Таким образом, trobar clus[53] провансальских трубадуров сам по себе в чём-то является преобразованием окситанского языка в тайный жаргон (не сильно отличаясь в этом от стиля Вийона, написавшего некоторые свои баллады на арго «кокийяров»); но всё, о чём говорит этот жаргон – лишь иной образ речи, обозначающей собой территорию и объект любовного опыта. Возвращаясь к более близким к нам временам, нельзя не удивляться в этом смысле как тому, что для Витгенштейна опыт чистого существования речи (factum loquendi) может совпадать с этикой, так и тому, что Беньямин видел именно в «чистом языке», не сводимом к грамматике и отдельным языкам, образ освобождённого человечества.

Если языки – это жаргоны, прикрывающие собой чистый языковой опыт, так же, как народы – это более или менее удачные маски factum pluralitatis, тогда наша задача, конечно, заключается не в грамматическом структурировании этих жаргонов и не в перекодировании народов в государственную идентичность; наоборот, лишь разбив в любой точке существующую цепь речи – грамматики (языка) – народа – государства, мышление и практика смогут всегда оставаться на высоте задач своего времени.
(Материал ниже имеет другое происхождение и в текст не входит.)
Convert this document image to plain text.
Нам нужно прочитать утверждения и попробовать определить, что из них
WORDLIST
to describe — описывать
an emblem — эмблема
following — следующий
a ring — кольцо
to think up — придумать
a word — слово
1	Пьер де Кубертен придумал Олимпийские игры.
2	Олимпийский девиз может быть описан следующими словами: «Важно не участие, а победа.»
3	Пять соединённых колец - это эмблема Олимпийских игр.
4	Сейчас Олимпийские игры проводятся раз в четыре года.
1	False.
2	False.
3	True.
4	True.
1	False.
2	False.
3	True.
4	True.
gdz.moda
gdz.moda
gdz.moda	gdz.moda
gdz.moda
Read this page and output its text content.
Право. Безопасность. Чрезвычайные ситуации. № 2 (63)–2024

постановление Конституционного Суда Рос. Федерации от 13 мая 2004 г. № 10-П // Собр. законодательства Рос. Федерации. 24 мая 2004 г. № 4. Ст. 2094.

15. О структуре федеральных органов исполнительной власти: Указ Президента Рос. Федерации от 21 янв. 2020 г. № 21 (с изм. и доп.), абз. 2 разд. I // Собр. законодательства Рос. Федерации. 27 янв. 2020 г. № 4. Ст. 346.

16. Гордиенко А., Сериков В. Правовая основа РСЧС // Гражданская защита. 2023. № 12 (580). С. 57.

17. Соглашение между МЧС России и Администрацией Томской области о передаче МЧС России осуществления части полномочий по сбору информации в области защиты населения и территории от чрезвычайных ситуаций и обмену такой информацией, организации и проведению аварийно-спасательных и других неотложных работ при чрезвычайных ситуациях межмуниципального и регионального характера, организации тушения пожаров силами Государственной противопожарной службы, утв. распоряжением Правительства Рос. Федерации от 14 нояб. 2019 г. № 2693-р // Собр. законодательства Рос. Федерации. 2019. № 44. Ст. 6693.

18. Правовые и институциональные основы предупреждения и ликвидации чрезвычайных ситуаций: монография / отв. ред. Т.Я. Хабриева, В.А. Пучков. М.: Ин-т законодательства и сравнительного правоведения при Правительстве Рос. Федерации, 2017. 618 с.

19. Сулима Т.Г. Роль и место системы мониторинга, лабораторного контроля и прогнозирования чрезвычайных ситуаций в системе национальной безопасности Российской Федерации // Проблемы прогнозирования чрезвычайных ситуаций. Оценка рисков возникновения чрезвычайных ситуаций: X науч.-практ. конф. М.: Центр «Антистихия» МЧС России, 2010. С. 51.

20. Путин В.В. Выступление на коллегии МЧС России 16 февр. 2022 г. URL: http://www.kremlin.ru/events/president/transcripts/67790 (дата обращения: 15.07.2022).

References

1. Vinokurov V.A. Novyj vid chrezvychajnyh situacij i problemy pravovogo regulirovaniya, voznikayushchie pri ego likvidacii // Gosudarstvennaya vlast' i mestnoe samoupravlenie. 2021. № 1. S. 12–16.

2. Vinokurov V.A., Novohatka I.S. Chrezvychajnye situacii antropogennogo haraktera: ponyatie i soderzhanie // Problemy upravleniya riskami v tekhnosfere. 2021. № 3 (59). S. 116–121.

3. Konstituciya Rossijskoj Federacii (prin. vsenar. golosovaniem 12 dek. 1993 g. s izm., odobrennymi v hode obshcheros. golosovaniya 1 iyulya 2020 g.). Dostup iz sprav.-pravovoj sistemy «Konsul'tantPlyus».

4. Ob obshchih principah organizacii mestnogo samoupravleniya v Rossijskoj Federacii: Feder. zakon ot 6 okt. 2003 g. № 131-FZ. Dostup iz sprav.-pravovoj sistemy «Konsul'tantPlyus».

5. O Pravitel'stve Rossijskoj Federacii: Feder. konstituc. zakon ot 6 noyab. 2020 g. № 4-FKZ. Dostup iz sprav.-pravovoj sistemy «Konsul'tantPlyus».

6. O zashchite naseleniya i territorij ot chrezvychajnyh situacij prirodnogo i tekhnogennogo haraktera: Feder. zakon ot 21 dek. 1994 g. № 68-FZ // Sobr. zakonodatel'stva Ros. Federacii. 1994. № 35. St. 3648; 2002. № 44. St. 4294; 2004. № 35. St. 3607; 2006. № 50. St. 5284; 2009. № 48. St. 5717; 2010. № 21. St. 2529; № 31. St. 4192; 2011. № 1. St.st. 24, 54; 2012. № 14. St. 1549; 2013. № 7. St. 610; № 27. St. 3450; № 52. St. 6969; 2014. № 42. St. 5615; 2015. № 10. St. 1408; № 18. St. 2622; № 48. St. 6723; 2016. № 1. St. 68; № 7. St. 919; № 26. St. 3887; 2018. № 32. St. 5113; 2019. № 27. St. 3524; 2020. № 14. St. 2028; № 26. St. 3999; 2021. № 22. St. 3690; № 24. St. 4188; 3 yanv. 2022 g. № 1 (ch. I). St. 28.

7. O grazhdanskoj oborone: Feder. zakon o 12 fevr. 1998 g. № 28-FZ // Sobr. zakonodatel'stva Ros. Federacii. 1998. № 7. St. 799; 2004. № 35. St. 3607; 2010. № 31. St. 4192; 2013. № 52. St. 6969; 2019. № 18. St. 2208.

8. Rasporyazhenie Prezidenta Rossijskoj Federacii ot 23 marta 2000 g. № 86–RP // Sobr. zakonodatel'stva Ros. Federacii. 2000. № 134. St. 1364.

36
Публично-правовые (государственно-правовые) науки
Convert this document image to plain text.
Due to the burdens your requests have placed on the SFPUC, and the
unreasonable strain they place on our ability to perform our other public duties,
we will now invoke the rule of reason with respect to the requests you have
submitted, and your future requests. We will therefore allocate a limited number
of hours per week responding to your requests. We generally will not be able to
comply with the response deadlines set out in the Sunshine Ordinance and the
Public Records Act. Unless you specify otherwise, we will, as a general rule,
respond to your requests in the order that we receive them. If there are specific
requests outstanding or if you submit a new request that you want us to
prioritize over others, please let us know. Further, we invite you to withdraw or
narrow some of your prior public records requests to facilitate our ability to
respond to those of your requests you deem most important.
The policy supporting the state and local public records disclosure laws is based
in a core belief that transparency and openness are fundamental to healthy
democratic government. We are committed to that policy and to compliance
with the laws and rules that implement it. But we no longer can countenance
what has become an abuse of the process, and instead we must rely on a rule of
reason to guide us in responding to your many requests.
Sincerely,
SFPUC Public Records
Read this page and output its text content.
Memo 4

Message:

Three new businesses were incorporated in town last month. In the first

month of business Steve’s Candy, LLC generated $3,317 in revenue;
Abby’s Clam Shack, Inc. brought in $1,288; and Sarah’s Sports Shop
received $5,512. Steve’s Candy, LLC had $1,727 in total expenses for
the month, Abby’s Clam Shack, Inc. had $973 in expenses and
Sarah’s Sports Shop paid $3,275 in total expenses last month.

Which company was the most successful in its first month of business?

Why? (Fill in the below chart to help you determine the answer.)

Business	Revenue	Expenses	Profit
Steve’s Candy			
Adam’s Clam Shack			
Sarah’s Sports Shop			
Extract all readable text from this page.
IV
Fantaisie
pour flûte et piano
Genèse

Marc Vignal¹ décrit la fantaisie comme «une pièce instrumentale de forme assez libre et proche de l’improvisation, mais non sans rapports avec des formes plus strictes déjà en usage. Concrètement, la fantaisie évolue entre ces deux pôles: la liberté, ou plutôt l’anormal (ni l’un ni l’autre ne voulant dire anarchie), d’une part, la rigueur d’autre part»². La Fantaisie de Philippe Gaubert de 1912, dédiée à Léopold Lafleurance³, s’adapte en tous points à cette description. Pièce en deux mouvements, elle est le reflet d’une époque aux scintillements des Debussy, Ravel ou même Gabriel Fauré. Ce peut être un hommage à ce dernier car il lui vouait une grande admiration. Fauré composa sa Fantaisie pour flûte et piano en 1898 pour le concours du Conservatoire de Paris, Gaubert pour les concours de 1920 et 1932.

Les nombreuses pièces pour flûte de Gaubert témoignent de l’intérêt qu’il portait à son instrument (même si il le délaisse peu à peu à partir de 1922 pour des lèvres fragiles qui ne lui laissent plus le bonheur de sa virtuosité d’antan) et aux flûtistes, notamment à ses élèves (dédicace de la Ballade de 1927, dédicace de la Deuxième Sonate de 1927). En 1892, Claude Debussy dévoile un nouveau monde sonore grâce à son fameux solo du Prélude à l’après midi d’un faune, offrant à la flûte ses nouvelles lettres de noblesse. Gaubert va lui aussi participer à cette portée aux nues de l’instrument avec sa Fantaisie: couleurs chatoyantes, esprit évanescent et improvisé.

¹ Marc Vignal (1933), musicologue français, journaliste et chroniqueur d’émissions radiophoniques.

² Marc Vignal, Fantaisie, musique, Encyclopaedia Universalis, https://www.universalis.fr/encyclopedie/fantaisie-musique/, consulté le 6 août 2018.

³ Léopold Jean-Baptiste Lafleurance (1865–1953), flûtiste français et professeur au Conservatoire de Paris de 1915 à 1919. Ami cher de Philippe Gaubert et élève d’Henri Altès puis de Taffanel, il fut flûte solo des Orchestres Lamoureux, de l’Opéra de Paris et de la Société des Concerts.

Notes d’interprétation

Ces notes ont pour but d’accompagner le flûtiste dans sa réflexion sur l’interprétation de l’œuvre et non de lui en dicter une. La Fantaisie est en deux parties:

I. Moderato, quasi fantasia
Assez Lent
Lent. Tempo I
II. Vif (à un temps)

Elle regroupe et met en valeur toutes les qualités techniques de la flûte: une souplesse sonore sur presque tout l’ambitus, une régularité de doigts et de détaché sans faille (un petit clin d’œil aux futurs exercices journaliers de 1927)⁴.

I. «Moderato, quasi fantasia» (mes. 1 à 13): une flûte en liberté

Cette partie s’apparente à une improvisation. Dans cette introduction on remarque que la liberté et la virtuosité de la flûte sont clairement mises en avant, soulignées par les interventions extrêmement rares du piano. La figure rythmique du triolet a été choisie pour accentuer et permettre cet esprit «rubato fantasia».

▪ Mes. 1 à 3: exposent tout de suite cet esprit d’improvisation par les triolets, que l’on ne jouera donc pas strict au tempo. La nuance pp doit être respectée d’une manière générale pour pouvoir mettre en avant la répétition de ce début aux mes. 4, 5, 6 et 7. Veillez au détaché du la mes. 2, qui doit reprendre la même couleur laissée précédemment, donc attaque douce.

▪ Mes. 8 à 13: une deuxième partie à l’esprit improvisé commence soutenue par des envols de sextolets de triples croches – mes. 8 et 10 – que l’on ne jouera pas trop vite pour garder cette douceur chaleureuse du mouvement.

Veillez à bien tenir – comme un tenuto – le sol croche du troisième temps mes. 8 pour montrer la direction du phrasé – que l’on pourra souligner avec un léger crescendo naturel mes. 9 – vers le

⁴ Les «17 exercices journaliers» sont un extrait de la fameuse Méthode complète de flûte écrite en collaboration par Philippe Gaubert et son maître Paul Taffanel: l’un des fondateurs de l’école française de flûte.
Формы такого прерывания, в котором factum речи и factum сообщества на мгновение выходят на свет, многообразны и изменяются в зависимости от времени и обстоятельств: возрождение жаргона, trobar clus, чистого языка, уменьшение практической роли грамматического языка. В любом случае ясно, что ставка в игре является не просто лингвистической или литературной, но, в первую очередь, политической и философской.